Deeply Damaging - 27 East

Letters

Southampton Press / Opinion / Letters / 2330072
Jan 7, 2025

Deeply Damaging

I listened with interest and mounting concern to the recent “27Speaks” podcast [“Ethics Board Finds Violations,” December 19]. It was shocking to see Robin Brown’s image plastered on the front page for what seem to be minor accusations and unsupported findings. It also appears to me to be routine operating procedure in the village for trustees and other officials to be offered free attendance at events. The question of whether there were related pending matters that might compromise judgment is the salient point.

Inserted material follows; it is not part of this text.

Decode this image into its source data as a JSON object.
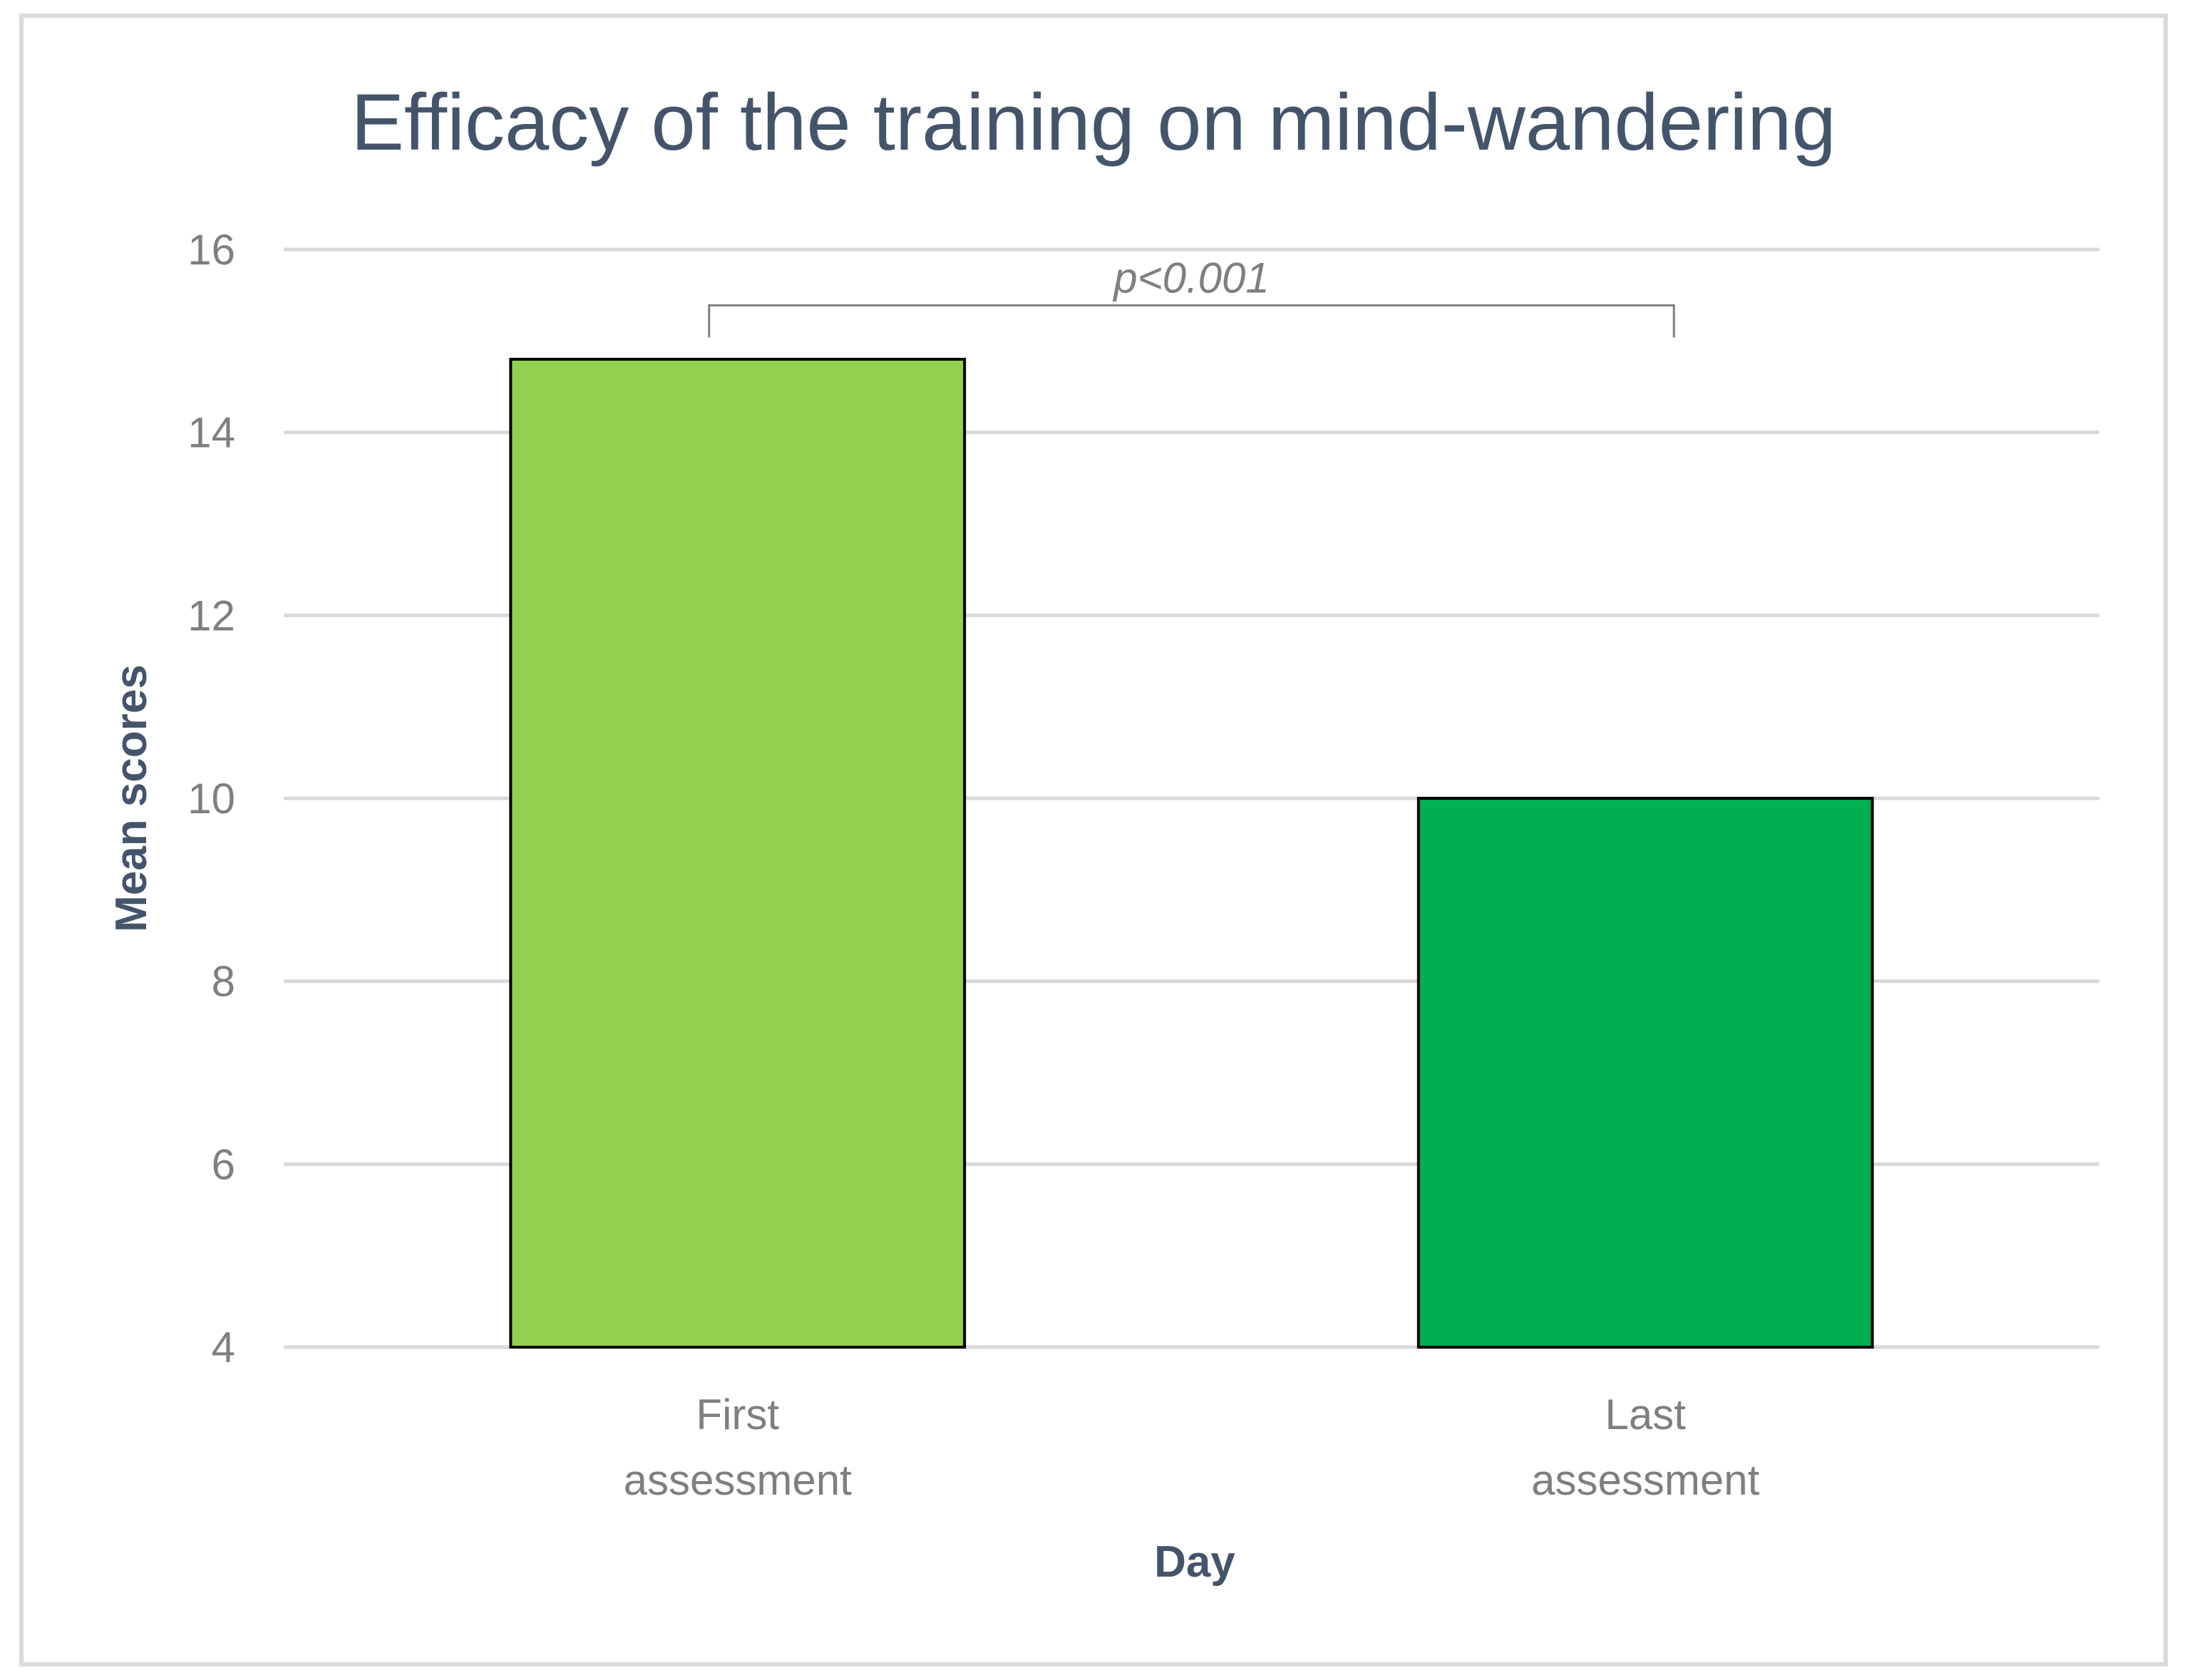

It makes one wonder why Robin, whom I find to be a kind and well-intentioned public servant, was singled out. The answer is what she herself eloquently asserted: This was a transparent politically motivated hit job, with political appointees to the Ethics Board lending themselves to the twisted effort at character assassination as vendetta.

I disagree with two conclusions of the podcast participants: (1) “good for the ethics board” for wading in, and (2) only people who dislike you make ethics complaints, and we’d “hold our breath” for complaints from friends.

Before I resigned from the Village Planning Board, I had occasion to call the board about what I felt was a serious matter, and I was not motivated by antipathy for anyone, only an interest in seeing what I believed was fair procedure followed. I was objecting to public polling of board members on camera before a chance to hold public debate on still-open hearing matters.

The concern was feeling pressured to declare a position before all the facts were in and before a chance to read the decision on which I was being asked to vote. I was informed that my concerns were not within the board’s jurisdiction. Maybe not, but the role of the board and the paper in covering it is what should be assessed.

Is the board, and the code which informs its work, serving the public, or is the board being manipulated to ruin people’s reputations in an ongoing tit-for-tat that plays out every week on the Opinion/Letters pages? That might satisfy the public’s appetite for gossip, but it is unfair and deeply damaging to the village to pillory good people in the town square.